Trump’s plunder doctrine seems to be alive and well:

President Trump, searching for a reason to keep the United States in Afghanistan after 16 years of war, has latched on to a prospect that tantalized previous administrations: Afghanistan’s vast mineral wealth, which his advisers and Afghan officials have told him could be profitably extracted by Western companies.

Prolonging America’s longest war would be a serious mistake for Trump no matter what the reason for it is, but to do it for the sake of resource extraction is remarkably foolish. No American security interest is still served by continuing the war in Afghanistan. Americans shouldn’t be sent to Afghanistan to fight and die for the benefit of mining companies.

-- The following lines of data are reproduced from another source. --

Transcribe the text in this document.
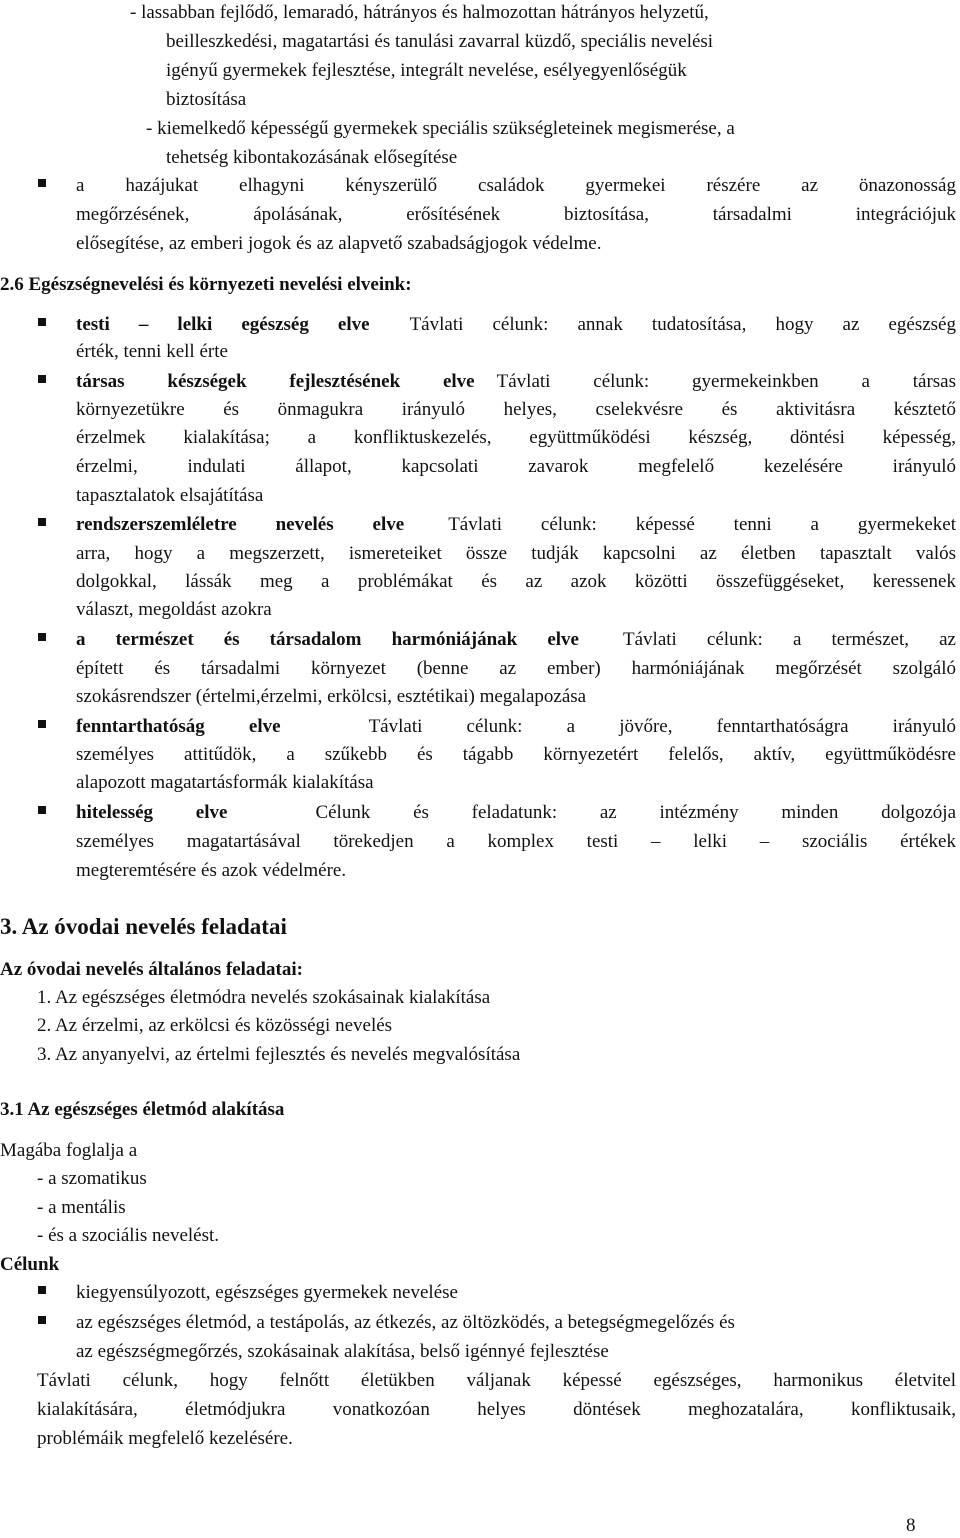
- lassabban fejlődő, lemaradó, hátrányos és halmozottan hátrányos helyzetű,
beilleszkedési, magatartási és tanulási zavarral küzdő, speciális nevelési
igényű gyermekek fejlesztése, integrált nevelése, esélyegyenlőségük
biztosítása
- kiemelkedő képességű gyermekek speciális szükségleteinek megismerése, a
tehetség kibontakozásának elősegítése
a hazájukat elhagyni kényszerülő családok gyermekei részére az önazonosság
megőrzésének, ápolásának, erősítésének biztosítása, társadalmi integrációjuk
elősegítése, az emberi jogok és az alapvető szabadságjogok védelme.
2.6 Egészségnevelési és környezeti nevelési elveink:
testi – lelki egészség elve Távlati célunk: annak tudatosítása, hogy az egészség
érték, tenni kell érte
társas készségek fejlesztésének elve Távlati célunk: gyermekeinkben a társas
környezetükre és önmagukra irányuló helyes, cselekvésre és aktivitásra késztető
érzelmek kialakítása; a konfliktuskezelés, együttműködési készség, döntési képesség,
érzelmi, indulati állapot, kapcsolati zavarok megfelelő kezelésére irányuló
tapasztalatok elsajátítása
rendszerszemléletre nevelés elve Távlati célunk: képessé tenni a gyermekeket
arra, hogy a megszerzett, ismereteiket össze tudják kapcsolni az életben tapasztalt valós
dolgokkal, lássák meg a problémákat és az azok közötti összefüggéseket, keressenek
választ, megoldást azokra
a természet és társadalom harmóniájának elve Távlati célunk: a természet, az
épített és társadalmi környezet (benne az ember) harmóniájának megőrzését szolgáló
szokásrendszer (értelmi,érzelmi, erkölcsi, esztétikai) megalapozása
fenntarthatóság elve	Távlati célunk: a jövőre, fenntarthatóságra irányuló
személyes attitűdök, a szűkebb és tágabb környezetért felelős, aktív, együttműködésre
alapozott magatartásformák kialakítása
hitelesség elve	Célunk és feladatunk: az intézmény minden dolgozója
személyes magatartásával törekedjen a komplex testi – lelki – szociális értékek
megteremtésére és azok védelmére.
3. Az óvodai nevelés feladatai
Az óvodai nevelés általános feladatai:
1. Az egészséges életmódra nevelés szokásainak kialakítása
2. Az érzelmi, az erkölcsi és közösségi nevelés
3. Az anyanyelvi, az értelmi fejlesztés és nevelés megvalósítása
3.1 Az egészséges életmód alakítása
Magába foglalja a
- a szomatikus
- a mentális
- és a szociális nevelést.
Célunk
kiegyensúlyozott, egészséges gyermekek nevelése
az egészséges életmód, a testápolás, az étkezés, az öltözködés, a betegségmegelőzés és
az egészségmegőrzés, szokásainak alakítása, belső igénnyé fejlesztése
Távlati célunk, hogy felnőtt életükben váljanak képessé egészséges, harmonikus életvitel
kialakítására, életmódjukra vonatkozóan helyes döntések meghozatalára, konfliktusaik,
problémáik megfelelő kezelésére.
8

Indeed, the U.S. should be looking for ways to extricate itself from its open-ended war as soon as possible rather than trying to find excuses to stay. Trump would be wrong to do this, but it is unfortunately consistent with his “take the oil” approach to conflicts in Iraq and Libya. He doesn’t seem to see anything wrong with protracted foreign wars so long as the U.S. can “get” something tangible out of it, and like the crony capitalist that he is he has no problem using public resources to facilitate private gain.

It is also a fool’s errand:

None of these hurdles has been removed in the last eight years, according to former officials, and some have worsened. They warn that the Trump administration is fooling itself if it believes that extracting minerals is a panacea for Afghanistan’s myriad ills.

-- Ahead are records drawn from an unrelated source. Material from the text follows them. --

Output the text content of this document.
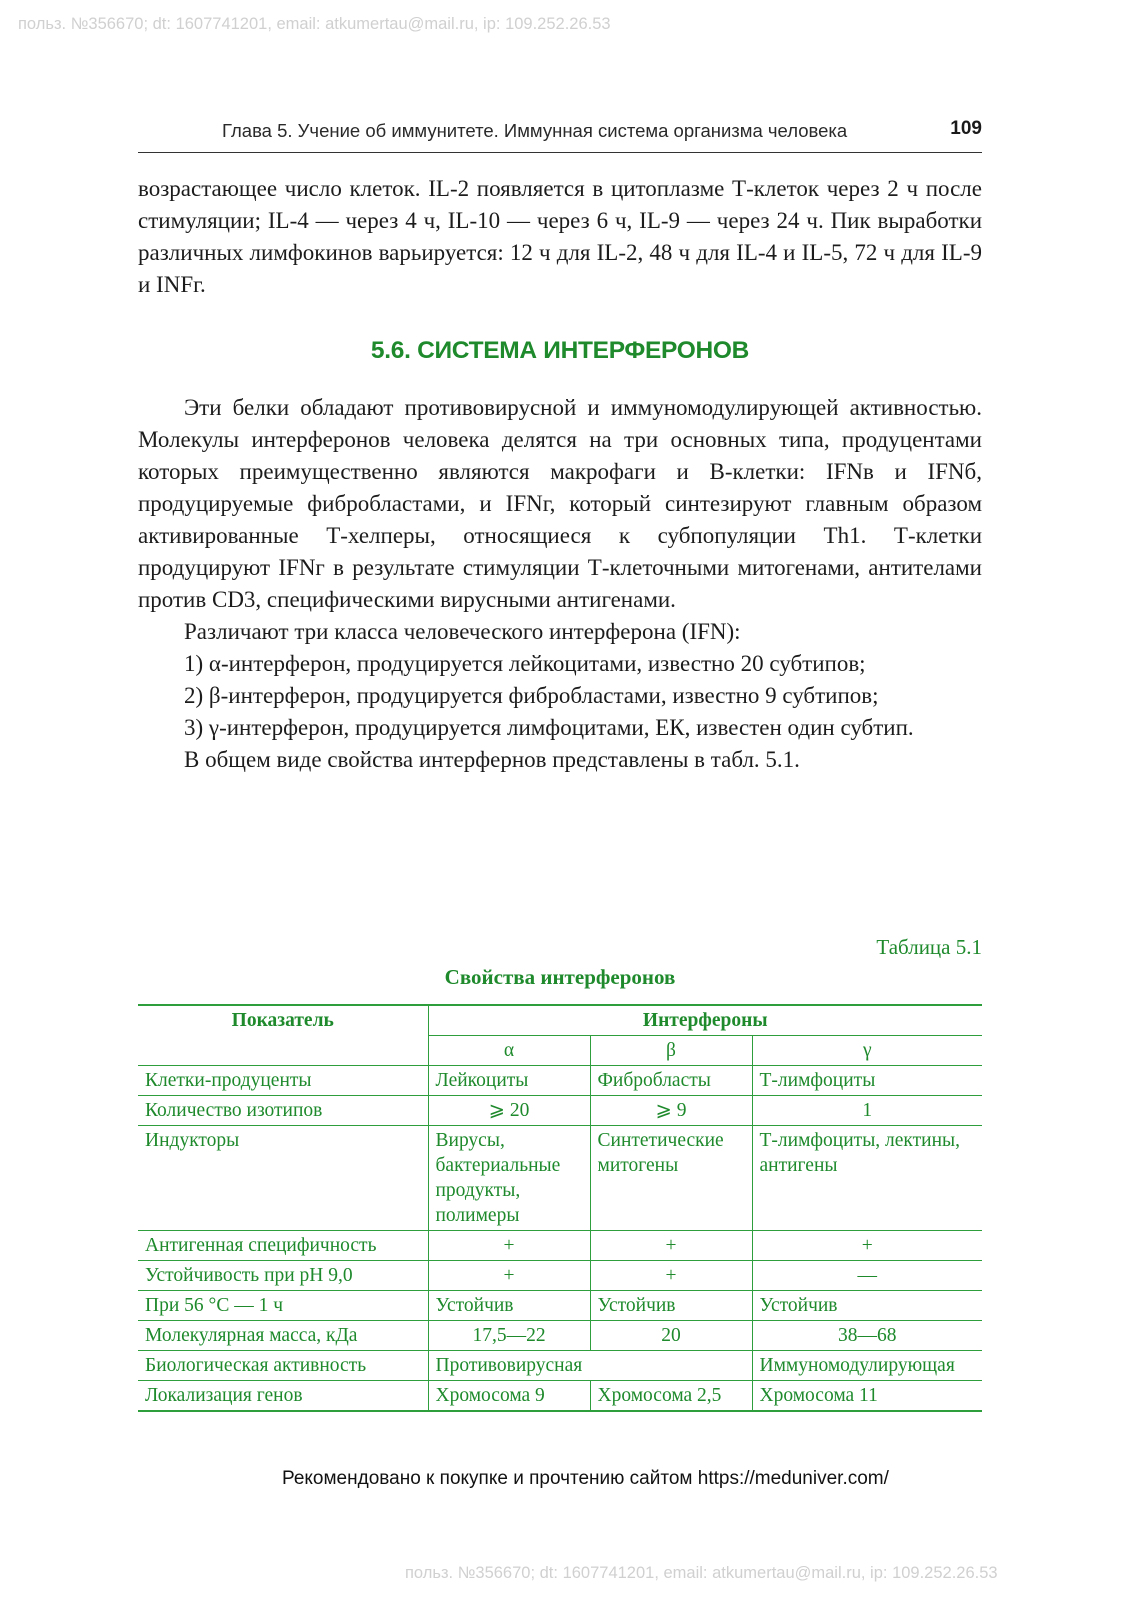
польз. №356670; dt: 1607741201, email: atkumertau@mail.ru, ip: 109.252.26.53
Глава 5. Учение об иммунитете. Иммунная система организма человека	109

возрастающее число клеток. IL-2 появляется в цитоплазме Т-клеток через 2 ч после стимуляции; IL-4 — через 4 ч, IL-10 — через 6 ч, IL-9 — через 24 ч. Пик выработки различных лимфокинов варьируется: 12 ч для IL-2, 48 ч для IL-4 и IL-5, 72 ч для IL-9 и INFг.

5.6. СИСТЕМА ИНТЕРФЕРОНОВ

Эти белки обладают противовирусной и иммуномодулирующей активностью. Молекулы интерферонов человека делятся на три основных типа, продуцентами которых преимущественно являются макрофаги и В-клетки: IFNв и IFNб, продуцируемые фибробластами, и IFNг, который синтезируют главным образом активированные Т-хелперы, относящиеся к субпопуляции Th1. Т-клетки продуцируют IFNг в результате стимуляции Т-клеточными митогенами, антителами против CD3, специфическими вирусными антигенами.

Различают три класса человеческого интерферона (IFN):

1) α-интерферон, продуцируется лейкоцитами, известно 20 субтипов;

2) β-интерферон, продуцируется фибробластами, известно 9 субтипов;

3) γ-интерферон, продуцируется лимфоцитами, ЕК, известен один субтип.

В общем виде свойства интерфернов представлены в табл. 5.1.

Таблица 5.1
Свойства интерферонов
Показатель	Интерфероны		
	α	β	γ
Клетки-продуценты	Лейкоциты	Фибробласты	Т-лимфоциты
Количество изотипов	⩾ 20	⩾ 9	1
Индукторы	Вирусы, бактериальные продукты, полимеры	Синтетические митогены	Т-лимфоциты, лектины, антигены
Антигенная специфичность	+	+	+
Устойчивость при pH 9,0	+	+	—
При 56 °C — 1 ч	Устойчив	Устойчив	Устойчив
Молекулярная масса, кДа	17,5—22	20	38—68
Биологическая активность	Противовирусная		Иммуномодулирующая
Локализация генов	Хромосома 9	Хромосома 2,5	Хромосома 11
Рекомендовано к покупке и прочтению сайтом https://meduniver.com/
польз. №356670; dt: 1607741201, email: atkumertau@mail.ru, ip: 109.252.26.53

“It would be dangerous to use the potential for resource exploitation as a selling point for military engagement,” said Laurel Miller, a senior analyst at RAND who served until last month as the State Department’s special representative for Afghanistan and Pakistan. “The barriers to entry are really quite considerable, and that kind of argument could fuel suspicion about America’s real intentions in Afghanistan.”